Durant des décennies, l’Inde s’est crue à l’abri derrière la muraille de l’Himalaya, qui semblait infranchissable à plus de 6 000 m. Pourtant, depuis des années, les Chinois se sont inexorablement avancés, en profitant du plateau tibétain qu’ils occupent depuis 1950.
Ils ont tracé de nombreuses routes, spécialement le long de la ligne de démarcation, et construit une dizaine d’aérodromes tant pour les gros-porteurs que pour les avions de combat. En situation de force, Pékin a même déployé des unités blindées et a déclaré prévoir 35 nouvelles pistes d’atterrissage avant 2030. Dans cette région frontière himalayenne, la Chine revendique l’Arunachal Pradesh, dans le nord-est de l’Inde, et à l’ouest les deux pays se disputent toujours le Ladakh et l’Aksai Chin.
Le réveil est rude pour les Indiens. Pourtant, sur la « ligne de contrôle réel »(1), les patrouilles chinoises et indiennes se jaugent et s’affrontent régulièrement(2). Aussi l’Inde a décidé d’occuper le terrain en désenclavant des zones au pied de l’Himalaya. Car pour tenir militairement la frontière, les soldats indiens doivent gravir des pentes, ce que l’armée chinoise n’a pas à faire.

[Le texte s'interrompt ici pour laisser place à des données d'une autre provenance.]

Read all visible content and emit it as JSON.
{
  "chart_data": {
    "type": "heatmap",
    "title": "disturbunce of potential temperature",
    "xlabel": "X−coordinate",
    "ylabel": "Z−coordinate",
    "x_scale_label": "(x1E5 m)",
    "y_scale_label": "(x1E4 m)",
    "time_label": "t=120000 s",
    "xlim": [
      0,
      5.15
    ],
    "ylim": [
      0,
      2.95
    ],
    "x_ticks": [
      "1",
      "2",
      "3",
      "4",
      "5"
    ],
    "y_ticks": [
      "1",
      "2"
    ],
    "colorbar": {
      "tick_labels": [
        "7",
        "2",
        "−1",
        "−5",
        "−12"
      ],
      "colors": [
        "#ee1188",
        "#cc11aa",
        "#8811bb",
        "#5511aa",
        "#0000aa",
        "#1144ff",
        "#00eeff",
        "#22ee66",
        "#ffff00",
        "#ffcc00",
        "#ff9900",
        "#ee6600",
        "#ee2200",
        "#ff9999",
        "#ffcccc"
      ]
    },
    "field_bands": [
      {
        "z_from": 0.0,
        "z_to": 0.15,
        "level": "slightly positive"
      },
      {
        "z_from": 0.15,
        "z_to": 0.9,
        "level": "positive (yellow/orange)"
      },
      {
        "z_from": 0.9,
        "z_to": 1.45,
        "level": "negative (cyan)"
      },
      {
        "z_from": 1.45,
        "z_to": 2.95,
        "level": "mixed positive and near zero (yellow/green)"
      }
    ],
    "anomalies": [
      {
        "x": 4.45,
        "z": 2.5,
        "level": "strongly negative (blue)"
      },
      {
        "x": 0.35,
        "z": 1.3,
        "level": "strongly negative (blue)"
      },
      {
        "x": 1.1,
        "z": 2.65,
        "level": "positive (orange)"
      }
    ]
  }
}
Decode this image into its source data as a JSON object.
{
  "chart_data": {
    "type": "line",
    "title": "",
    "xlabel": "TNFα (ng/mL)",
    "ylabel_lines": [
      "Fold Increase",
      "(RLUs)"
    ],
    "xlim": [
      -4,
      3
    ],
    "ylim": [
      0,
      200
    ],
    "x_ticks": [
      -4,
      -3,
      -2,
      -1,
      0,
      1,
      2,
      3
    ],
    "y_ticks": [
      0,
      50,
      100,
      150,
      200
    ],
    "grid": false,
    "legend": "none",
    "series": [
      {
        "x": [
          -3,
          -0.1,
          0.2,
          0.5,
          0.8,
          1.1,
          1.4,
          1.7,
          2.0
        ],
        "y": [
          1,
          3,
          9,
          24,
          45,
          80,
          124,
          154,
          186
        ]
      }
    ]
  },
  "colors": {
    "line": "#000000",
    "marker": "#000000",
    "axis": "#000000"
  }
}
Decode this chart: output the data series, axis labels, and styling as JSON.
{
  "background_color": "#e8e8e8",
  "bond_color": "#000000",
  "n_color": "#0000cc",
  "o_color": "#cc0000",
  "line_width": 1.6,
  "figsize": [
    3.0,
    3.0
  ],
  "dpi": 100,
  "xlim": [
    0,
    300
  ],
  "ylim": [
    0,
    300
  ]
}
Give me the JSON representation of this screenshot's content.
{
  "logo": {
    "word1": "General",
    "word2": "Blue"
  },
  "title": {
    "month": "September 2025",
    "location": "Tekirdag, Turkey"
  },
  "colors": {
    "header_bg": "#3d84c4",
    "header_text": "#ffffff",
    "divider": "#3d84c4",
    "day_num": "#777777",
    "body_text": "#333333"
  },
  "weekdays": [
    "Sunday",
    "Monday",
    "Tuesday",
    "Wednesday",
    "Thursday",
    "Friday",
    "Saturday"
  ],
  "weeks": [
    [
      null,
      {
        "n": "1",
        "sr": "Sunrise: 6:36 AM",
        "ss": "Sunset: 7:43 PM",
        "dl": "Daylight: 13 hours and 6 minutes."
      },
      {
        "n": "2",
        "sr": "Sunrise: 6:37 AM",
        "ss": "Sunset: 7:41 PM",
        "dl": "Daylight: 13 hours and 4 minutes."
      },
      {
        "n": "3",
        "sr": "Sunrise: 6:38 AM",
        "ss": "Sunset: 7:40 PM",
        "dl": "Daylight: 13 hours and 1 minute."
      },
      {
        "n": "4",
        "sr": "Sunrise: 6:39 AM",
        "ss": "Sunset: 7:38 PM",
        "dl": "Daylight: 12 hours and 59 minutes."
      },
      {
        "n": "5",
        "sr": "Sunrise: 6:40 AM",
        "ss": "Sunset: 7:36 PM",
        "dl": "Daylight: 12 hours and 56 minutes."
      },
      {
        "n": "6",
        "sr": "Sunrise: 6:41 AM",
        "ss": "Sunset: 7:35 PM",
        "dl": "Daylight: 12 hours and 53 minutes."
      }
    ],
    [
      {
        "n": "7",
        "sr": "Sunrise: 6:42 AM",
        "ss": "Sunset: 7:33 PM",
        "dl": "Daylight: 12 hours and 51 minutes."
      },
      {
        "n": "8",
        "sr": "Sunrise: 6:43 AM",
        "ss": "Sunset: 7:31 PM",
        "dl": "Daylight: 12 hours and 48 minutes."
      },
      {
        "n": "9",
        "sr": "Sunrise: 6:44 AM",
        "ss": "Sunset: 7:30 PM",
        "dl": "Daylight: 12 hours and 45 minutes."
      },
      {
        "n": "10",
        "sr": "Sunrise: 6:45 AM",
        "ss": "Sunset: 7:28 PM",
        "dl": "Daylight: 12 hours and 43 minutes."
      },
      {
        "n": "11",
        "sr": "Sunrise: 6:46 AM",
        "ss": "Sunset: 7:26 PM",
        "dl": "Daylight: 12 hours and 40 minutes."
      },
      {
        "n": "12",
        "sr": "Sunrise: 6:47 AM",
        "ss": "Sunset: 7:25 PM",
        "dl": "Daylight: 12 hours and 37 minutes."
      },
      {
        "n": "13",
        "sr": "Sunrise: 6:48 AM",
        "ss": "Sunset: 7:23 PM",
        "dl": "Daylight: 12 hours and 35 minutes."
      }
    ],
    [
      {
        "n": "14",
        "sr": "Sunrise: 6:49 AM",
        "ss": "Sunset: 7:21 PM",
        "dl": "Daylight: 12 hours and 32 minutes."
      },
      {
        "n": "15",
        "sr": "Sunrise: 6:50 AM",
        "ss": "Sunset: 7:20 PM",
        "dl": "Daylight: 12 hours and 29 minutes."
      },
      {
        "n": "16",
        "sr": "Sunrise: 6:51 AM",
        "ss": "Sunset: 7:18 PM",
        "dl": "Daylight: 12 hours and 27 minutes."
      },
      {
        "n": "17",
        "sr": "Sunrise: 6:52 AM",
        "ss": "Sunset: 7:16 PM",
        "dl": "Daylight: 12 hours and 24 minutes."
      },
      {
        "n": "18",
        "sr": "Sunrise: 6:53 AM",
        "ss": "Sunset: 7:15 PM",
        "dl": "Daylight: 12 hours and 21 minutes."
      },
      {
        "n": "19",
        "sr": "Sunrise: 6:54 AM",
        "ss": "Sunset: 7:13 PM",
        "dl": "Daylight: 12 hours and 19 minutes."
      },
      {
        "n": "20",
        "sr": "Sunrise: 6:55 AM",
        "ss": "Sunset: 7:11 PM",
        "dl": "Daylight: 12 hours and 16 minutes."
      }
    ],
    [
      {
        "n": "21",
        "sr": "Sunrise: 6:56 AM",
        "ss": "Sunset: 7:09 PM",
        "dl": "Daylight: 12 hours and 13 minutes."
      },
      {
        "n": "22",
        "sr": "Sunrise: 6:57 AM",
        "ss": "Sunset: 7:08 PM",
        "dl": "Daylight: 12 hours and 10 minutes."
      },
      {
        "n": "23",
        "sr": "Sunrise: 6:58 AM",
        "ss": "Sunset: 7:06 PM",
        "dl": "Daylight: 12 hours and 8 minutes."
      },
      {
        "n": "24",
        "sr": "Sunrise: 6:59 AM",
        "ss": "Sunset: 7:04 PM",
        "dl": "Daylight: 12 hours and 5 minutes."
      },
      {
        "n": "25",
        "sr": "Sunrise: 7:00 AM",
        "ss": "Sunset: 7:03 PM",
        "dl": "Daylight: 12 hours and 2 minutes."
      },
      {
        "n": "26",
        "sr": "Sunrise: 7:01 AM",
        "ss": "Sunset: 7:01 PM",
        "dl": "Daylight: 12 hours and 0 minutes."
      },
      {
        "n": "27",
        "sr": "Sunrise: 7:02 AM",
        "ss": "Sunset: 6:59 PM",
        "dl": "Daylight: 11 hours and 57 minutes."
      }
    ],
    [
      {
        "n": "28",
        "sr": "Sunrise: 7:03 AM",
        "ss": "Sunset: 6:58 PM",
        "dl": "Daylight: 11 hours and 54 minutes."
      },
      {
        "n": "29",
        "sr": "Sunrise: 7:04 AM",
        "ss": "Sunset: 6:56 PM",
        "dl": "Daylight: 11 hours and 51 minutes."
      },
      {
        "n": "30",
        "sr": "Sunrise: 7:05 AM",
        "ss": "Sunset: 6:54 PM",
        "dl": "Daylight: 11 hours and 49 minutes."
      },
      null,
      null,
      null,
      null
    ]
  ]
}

Actuellement, même si la tension est retombée, les relations sont mauvaises entre les deux pays. Et l’amitié sino-pakistanaise tout comme que le soutien de Pékin aux groupes armés –maoïstes ou non – qui déstabilisent le nord-est de l’Inde n’arrangent pas les choses. Pas plus que les discours populistes du Premier ministre Narendra Modi, un nationaliste avéré qui galvanise les foules.
Les Indiens ne veulent pas céder un pouce de terrain, bien que, selon les experts, certaines zones contestées n’aient aucune valeur stratégique. Alors, peut-être faut-il voir une autre explication : deux puissances en pleine ascension qui se livrent à une compétition stratégique inévitable. Sans une hégémonie régionale, la Chine ne peut se présenter comme une puissance globale, ce qu’elle veut être avant 2050. De sorte que des questions frontalières dans l’Himalaya pourraient bien servir de motif à un conflit armé entre les deux géants asiatiques.
(1) Battue militairement en 1962 par la Chine, l’Inde campe sur les accords signés en 1914 entre les Indes britanniques et l’État du Tibet pour définir la frontière avec la Chine.
(2) En 2020 dans la vallée de Galwan et en 2022 dans la zone de Depsang et de Demchok, des affrontements ont eu lieu. Même si les soldats se battent à mains nues ou à coups de bâtons, il y a des morts et des blessés à chaque confrontation.